Officials with Precedent and M-J declined to confirm plans for a new building. Precedent President Randy Aikman in January indicated the company was then considering starting on a new building based on improving market conditions and more prospects for tenants in the 15,000- to 30,000-square-foot range.
The company has acreage for three buildings of 80,000 to 100,000 square feet, Aikman said then. The bulk of Precedent’s acreage is in the southwest corner of the park near Interstate 465, where the new building would be built. The company also owns seven acres closer to 96th Street.
M-J Insurance is the city’s third-largest independent insurance agency, with $203 million in premiums written in 2003, according to IBJ research. The company has 130 local employees and an office in Phoenix.
Precedent may be considering a joint venture with another developer for the new building. That developer is rumored to be Indianapolis-based Kite Realty Group Trust, but Kite Chief Operating Officer Thomas K. McGowan declined to comment on the prospect of a joint venture with Precedent.

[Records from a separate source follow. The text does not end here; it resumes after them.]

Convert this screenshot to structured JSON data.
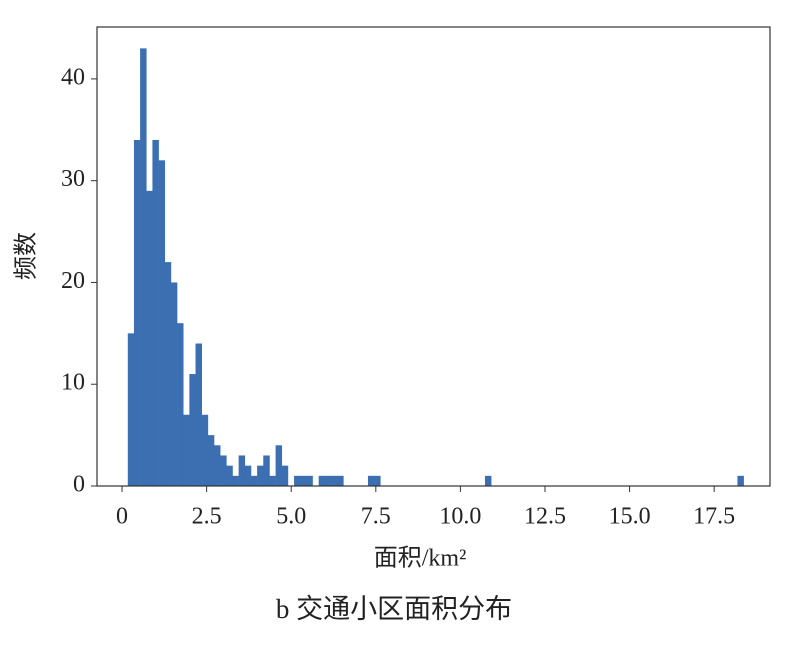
{
  "chart_data": {
    "type": "histogram",
    "title": "b 交通小区面积分布",
    "xlabel": "面积/km²",
    "ylabel": "频数",
    "color": "#3b6fb1",
    "bins": [
      0.17,
      0.352,
      0.534,
      0.716,
      0.898,
      1.08,
      1.262,
      1.444,
      1.626,
      1.808,
      1.99,
      2.172,
      2.354,
      2.536,
      2.718,
      2.9,
      3.082,
      3.264,
      3.446,
      3.628,
      3.81,
      3.992,
      4.174,
      4.356,
      4.538,
      4.72,
      4.902,
      5.084,
      5.266,
      5.448,
      5.63,
      5.812,
      5.994,
      6.176,
      6.358,
      6.54,
      6.722,
      6.904,
      7.086,
      7.268,
      7.45,
      7.632,
      7.814,
      7.996,
      8.178,
      8.36,
      8.542,
      8.724,
      8.906,
      9.088,
      9.27,
      9.452,
      9.634,
      9.816,
      9.998,
      10.18,
      10.362,
      10.544,
      10.726,
      10.908,
      11.09,
      11.272,
      11.454,
      11.636,
      11.818,
      12.0,
      12.182,
      12.364,
      12.546,
      12.728,
      12.91,
      13.092,
      13.274,
      13.456,
      13.638,
      13.82,
      14.002,
      14.184,
      14.366,
      14.548,
      14.73,
      14.912,
      15.094,
      15.276,
      15.458,
      15.64,
      15.822,
      16.004,
      16.186,
      16.368,
      16.55,
      16.732,
      16.914,
      17.096,
      17.278,
      17.46,
      17.642,
      17.824,
      18.006,
      18.188,
      18.37
    ],
    "values": [
      15,
      34,
      43,
      29,
      34,
      32,
      22,
      20,
      16,
      7,
      11,
      14,
      7,
      5,
      4,
      3,
      2,
      1,
      3,
      2,
      1,
      2,
      3,
      1,
      4,
      2,
      0,
      1,
      1,
      1,
      0,
      1,
      1,
      1,
      1,
      0,
      0,
      0,
      0,
      1,
      1,
      0,
      0,
      0,
      0,
      0,
      0,
      0,
      0,
      0,
      0,
      0,
      0,
      0,
      0,
      0,
      0,
      0,
      1,
      0,
      0,
      0,
      0,
      0,
      0,
      0,
      0,
      0,
      0,
      0,
      0,
      0,
      0,
      0,
      0,
      0,
      0,
      0,
      0,
      0,
      0,
      0,
      0,
      0,
      0,
      0,
      0,
      0,
      0,
      0,
      0,
      0,
      0,
      0,
      0,
      0,
      0,
      0,
      0,
      1
    ],
    "xlim": [
      -0.74,
      19.15
    ],
    "ylim": [
      0,
      45.1
    ],
    "xticks": [
      0,
      2.5,
      {
        "value": 5,
        "label": "5.0"
      },
      7.5,
      {
        "value": 10,
        "label": "10.0"
      },
      12.5,
      {
        "value": 15,
        "label": "15.0"
      },
      17.5
    ],
    "yticks": [
      0,
      10,
      20,
      30,
      40
    ]
  }
}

Kite in recent years has focused on retail, but maintains a handful of office buildings in its portfolio.
If Precedent’s building gets off the ground, it will be the latest in a string of north-suburban office buildings. Indianapolis-based Duke Realty Corp. is well under way on Nine Parkwood near 96th and Meridian streets, and locally based Lauth Property Group Inc. has announced plans to begin work late this year or early next year on Intech Three on the northwest side.
Confidence in the north-suburban market is so strong that Opus North Corp. is planning to break ground late this summer on a 106,000-square-foot speculative office building on North Meridian Street at Carmel Drive. John Cumming, the local director for Minnesota-based Opus North, said the company will begin construction regardless of pre-leasing activity. Opus North has controlled 24 acres at the site for most of the last five years, but hasn’t had enough faith in the local office market before now to start construction on the building.
“Our office market has gradually improved over the last year or two,” Cumming said. “We think our site is even better now because of the development that’s occurred around it. The economy is decent and improving. … The vacancy rate is down and there’s not as much sublease space on the market.”
Even so, there’s no shortage of available space in the suburban market, said John Robinson, executive vice president of locally based Meridian Real Estate. Rather, the trend for new office construction is being driven more by a demand for new construction, he said.
“Larger tenants for long-term leases are looking for new construction,” Robinson said. “The majority of [northsuburban] buildings have begun to show their age.”
Landlords, including Berwind, are sprucing up buildings constructed in the 1980s or early 1990s. However, tenants can still find larger and more open floorplates in new construction than in existing buildings in the Keystone and Meridian corridors, Robinson said.